Justement, quelle est la présence d'Amazon en Europe ?
Amazon n'est présent qu'en Espagne, Italie, France, Allemagne, Royaume-Uni, Suisse et Belgique. Dans tous les pays d'Europe de l'Est, Amazon est absent. La firme s’est installée en Pologne il y a deux ans, mais le démarrage semble poussif. En revanche, dans tous ces pays, il y a un « Amazon like », c’est-à-dire un acteur similaire qui use des mêmes pratiques.
« La librairie reste un acteur fragile au niveau européen »
On sent votre approche très engagée. Que retenez-vous personnellement de cette étude ?
Ce qui m'a le plus surpris, c'est que notre réalité française n'est finalement pas si partagée en Europe. La librairie reste un acteur fragile au niveau européen, et jusqu'à maintenant, l'Union européenne avait plutôt décidé de laisser à chaque pays le soin d'organiser son système. Il y a peut-être une réflexion politique à faire aujourd'hui au niveau européen, car la librairie constitue un élément du patrimoine et de l'identité européens. Et surtout elle reste un lieu pour repenser le monde de demain. En laissant aux pays la liberté de choisir leur propre modèle, on constate que certains font des choix très différents des nôtres.
Votre étude dresse-t-elle un panorama pessimiste du secteur ?
Pas du tout. Le modèle français est unique et très positif. Il ne faudrait pas y renoncer en raison d’un contexte économique difficile. L'action collective me semble particulièrement intéressante, notamment celle que nous avons développée en France, entre libraires et éditeurs indépendants. Ce n'est pas un hasard si les nouvelles formes d'action collective en Europe vont dans ce sens.
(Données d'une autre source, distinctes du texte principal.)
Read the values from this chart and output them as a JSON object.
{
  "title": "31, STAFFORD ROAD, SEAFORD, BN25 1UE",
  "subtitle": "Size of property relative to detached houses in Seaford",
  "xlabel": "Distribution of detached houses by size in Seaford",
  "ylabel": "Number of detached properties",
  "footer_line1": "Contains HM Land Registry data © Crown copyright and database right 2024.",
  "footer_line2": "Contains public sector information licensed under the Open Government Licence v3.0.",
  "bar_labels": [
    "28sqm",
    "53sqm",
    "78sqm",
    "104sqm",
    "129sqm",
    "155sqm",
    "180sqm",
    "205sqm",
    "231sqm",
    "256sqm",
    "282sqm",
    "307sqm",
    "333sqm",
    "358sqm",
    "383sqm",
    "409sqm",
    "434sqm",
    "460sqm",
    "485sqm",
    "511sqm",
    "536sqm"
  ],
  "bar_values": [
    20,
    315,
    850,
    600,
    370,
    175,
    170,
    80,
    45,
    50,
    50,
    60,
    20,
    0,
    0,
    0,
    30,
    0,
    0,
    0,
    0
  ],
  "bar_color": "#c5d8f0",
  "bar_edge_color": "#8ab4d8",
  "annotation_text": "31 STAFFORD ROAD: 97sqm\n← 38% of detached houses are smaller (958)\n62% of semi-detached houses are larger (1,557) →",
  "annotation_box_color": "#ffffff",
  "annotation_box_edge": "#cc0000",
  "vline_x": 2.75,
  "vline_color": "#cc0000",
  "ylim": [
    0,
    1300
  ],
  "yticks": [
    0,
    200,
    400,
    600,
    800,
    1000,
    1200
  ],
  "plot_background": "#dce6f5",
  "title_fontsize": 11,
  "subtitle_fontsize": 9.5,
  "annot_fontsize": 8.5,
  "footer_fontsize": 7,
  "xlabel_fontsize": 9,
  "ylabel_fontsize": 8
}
Comment les libraires résistent-ils aux bouleversements du secteur ?
J'identifie quatre axes de résistance que j'appelle les « deux P et deux C ». Les deux P correspondent aux notions de « professionnalisation » et de « performance ». La professionnalisation, c'est l'action collective, les syndicats, les événements, se structurer comme un groupe professionnel avec une identité et des arguments. La performance, c'est optimiser la gestion, mieux maîtriser ses achats et retours, négocier les conditions commerciales. Mais j'ai l'impression qu'après 20 ans de course à la performance, les libraires s’interrogent sur le sens de ces efforts. Ils sont devenus des champions de la gestion, mais cela reste toujours le commerce le moins rentable. L’année 2025 est criante à cet égard.
Et les deux C ?
Curation et communauté. La curation, c'est le filtrage de l'offre pour être acteur de la recommandation face à une offre hyper-abondante. C'est l'enjeu central aujourd'hui. La communauté, c'est faire vivre la librairie sur un territoire. Il y a d'ailleurs une petite voix, encore minoritaire, de libraires qui refusent de développer leur présence sur les réseaux sociaux. Ils disent préférer miser sur l'authenticité et ce qui les différencie d'Amazon, en privilégiant la relation humaine directe avec leurs clients.
Quelles sont vos perspectives de recherche après cette étude ?
Je réfléchis à un projet autour des librairies de la Méditerranée mais aussi à la transition écologique dans le monde du livre et à l’impact de l’intelligence artificielle qui suscite fantasmes et folles promesses.